As mentioned above, Spring-DM exporter and importer allow listeners to be used for receiving notifications on when services are bound, unbound, registered or unregistered. Below you can find some guidance advices when working with listeners:

Listener and cyclic dependencies

There are cases where an exporter/importer listener needs a reference back to the bean it is defined on:

<bean id="listener" class="cycle.Listener">
    <property name="target" ref="importer" />
</bean>
	
<osgi:reference id="service" interface="SomeService">
    <osgi:listener bind-method="bind" ref="listener" />
</osgi:reference>

1

Listener bean

2

Dependency listener -> importer

3

Importer declaration

4

Dependency importer -> listener

The declaration above while valid, creates a dependecy between the listener and the importer it is defined upon. In order to create the importer, the listener has to be resolved and created but in order to do that, the importer called service needs to be retrieved (instantiated and configured). This cycle needs to be broken down so that at least one bean can be fully created and configured. This scenario is supported is supported by Spring-DM for both exporter and importers however, if the listener is defined as a nested bean, the cycle cannot be resolved:

<osgi:reference id="service" interface="SomeService">
    <osgi:listener bind-method="bind">
        <bean class="cycle.Listener">
            <property name="target" ref="importer" />
        </bean>
    </osgi:listener>
</osgi:reference>

1

OSGi service importer

2

Dependency between importer -> listener

3

Nested listener declaration

4

Dependency nested listener -> importer

The example above will fail since service bean cannot be initialized as it depends on the listener. The same cycle was seen before but in this case there is subtle yet big different from the container perspective - the listener is declared as a nested/inner-bean (hence the missing bean id). Inner beans have the same life cycle as their declaring parents and do not have any name. By definition, they are not tracked by the container and are simply created on demand. Since the importer cannot be partially created and the nested listener cannot be cached, the container cannot break the cycle and create the beans. While the two configurations shown above seem similar, one works while the other does not. Another reason to not use cycles unless you really, really have to.
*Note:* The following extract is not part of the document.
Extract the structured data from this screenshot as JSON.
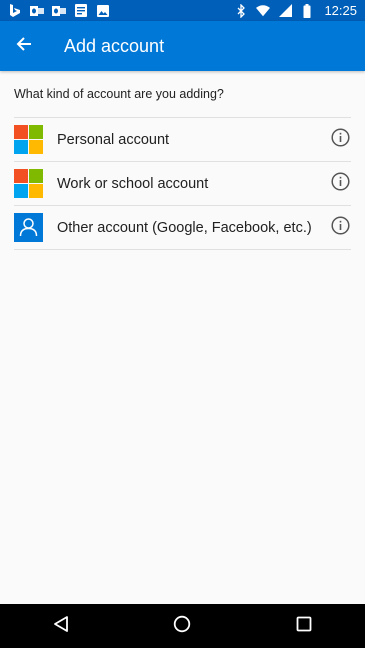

To conclude, if you need inside the listener to hold a reference to the exporter/importer on which the listener is declared, either declare the listener as a top-level bean (as shown before) or consider doing dependency lookup. However, the latter approach requires extra contextual information such as the BeanFactory to use and the bean name and is more fragile then dependency injection.

Note

For those interested in the technical details, neither the exporter and importer cannot be partially initialized since they require the application context ClassLoader which is requested through the BeanClassLoaderAware which relies on a buit-in BeanPostProcessor which is applied only after the bean has been configured and is ready for initialization. If the ClassLoader was not required then the exporter/importer could have been partially initialized and the case above supported.